At first glance, it seems absurd—of course he wanted to be healed. But Jesus was exposing something deeper:
- The man had made waiting his identity
- He blamed external factors (“I have no one to put me in the water”)
- He was addicted to his own helplessness
Sound familiar?
The 3 Dark Truths About Patience
1. Waiting Is Often Just Fear in Disguise
We call it patience when, in reality, we’re:
- Afraid of failure (so we wait for “perfect conditions”)
- Afraid of responsibility (so we wait for someone else to fix things)
- Afraid of rejection (so we wait for “divine approval”)
For instance:
- The employee who stays in a dead-end job for 20 years, waiting for a promotion that never comes.
- The believer who prays for financial breakthrough but refuses to learn budgeting or invest.
2. Waiting Enables Exploitation
Systems of power thrive on our willingness to wait:
- Governments promise change after the next election
- Religious leaders promise miracles if you just keep sowing seeds
- Corporations promise promotions if you just endure a little longer
The harsh truth:
The more comfortable we are with waiting, the easier we are to control.
3. Waiting Can Become a Spiritualized Excuse for Laziness
We’ve spiritualized procrastination:
- “God’s timing is the best” (while ignoring opportunities in front of us)
- “My destiny helper is coming” (while refusing to network or learn new skills)
- “The world is getting worse” (while doing nothing to improve our corner of it)
The Bethesda question applies to us today:
Do you actually want change… or just the comfort of hoping for it?
Breaking the Waiting Trap
The alternative to mindless patience isn’t recklessness—it’s strategic action.
1. Shift from “When?” to “What Now?”
- Instead of waiting for a better job, upskill.
- Instead of waiting for a savior, become a solution.
- Instead of waiting for the world to change, change your world.
2. Recognize Manufactured Dependence
Who benefits from you waiting?
- Politicians? (Keep you hoping for next term)
- Religious institutions? (Keep you tithing for future blessings)
- Corporate ladder? (Keep you grinding for a pension)

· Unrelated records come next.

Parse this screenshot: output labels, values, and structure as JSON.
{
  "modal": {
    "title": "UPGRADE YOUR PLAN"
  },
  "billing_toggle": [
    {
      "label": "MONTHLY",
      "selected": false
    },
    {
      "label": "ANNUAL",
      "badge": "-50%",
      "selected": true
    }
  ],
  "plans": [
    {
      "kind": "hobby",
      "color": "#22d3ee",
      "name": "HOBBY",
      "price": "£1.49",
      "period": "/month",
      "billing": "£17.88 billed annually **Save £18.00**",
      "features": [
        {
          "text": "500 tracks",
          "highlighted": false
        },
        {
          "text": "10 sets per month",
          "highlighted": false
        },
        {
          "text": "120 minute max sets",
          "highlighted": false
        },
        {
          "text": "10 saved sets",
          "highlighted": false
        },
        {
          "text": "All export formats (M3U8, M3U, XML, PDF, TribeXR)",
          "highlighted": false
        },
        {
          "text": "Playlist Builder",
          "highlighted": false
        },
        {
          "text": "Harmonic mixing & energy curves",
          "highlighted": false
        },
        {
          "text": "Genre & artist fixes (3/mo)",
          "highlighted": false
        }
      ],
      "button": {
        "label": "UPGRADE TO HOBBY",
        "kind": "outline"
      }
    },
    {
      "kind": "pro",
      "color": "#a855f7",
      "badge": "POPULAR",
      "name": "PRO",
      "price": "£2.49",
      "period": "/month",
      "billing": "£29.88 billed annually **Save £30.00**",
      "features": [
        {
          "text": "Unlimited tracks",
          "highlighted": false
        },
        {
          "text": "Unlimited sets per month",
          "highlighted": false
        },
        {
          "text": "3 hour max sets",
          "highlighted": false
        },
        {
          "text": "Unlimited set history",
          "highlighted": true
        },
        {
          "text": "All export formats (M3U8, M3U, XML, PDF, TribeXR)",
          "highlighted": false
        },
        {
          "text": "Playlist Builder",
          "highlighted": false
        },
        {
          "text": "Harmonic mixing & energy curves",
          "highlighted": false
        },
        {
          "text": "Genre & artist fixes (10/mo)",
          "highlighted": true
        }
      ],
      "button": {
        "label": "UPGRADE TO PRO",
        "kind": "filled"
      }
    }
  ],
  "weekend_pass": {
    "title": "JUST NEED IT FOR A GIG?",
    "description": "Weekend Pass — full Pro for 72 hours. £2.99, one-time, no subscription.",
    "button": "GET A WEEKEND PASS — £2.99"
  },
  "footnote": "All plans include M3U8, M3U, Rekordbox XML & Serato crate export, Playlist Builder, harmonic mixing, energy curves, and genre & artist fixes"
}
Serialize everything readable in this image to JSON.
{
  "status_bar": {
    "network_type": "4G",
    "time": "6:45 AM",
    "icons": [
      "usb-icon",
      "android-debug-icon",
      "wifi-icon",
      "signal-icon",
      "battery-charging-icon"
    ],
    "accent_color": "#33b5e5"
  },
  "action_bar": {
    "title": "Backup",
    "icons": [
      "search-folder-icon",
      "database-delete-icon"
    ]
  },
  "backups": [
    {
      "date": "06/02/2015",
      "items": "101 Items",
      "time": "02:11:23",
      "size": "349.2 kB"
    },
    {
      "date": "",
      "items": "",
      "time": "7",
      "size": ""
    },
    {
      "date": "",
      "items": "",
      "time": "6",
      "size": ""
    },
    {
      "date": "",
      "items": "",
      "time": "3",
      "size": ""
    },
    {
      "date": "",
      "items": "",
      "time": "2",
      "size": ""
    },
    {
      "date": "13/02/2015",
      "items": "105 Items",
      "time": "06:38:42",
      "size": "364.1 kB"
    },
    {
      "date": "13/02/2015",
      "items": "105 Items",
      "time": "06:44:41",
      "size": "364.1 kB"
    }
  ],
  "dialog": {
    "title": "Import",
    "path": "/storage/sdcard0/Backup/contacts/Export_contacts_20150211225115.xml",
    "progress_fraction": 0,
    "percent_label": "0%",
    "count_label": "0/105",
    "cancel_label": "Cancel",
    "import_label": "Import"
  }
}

Real freedom begins when you stop waiting for them to save you.
3. Redefine Faith
Faith isn’t just waiting for God to move—it’s moving in alignment with what’s already been made available.
- You have a mind—use it.
- You have hands—work with them.
- You have agency—exercise it.
Final Thought: The Waters Are Already Stirred
The man at Bethesda thought his healing depended on an external miracle. But Jesus showed him the truth:
His liberation was always one decision away.
The same is true for us.
The world doesn’t need more people waiting for a hero.
It needs people who realize they’ve been the hero all along.
You have to stop waiting and start building.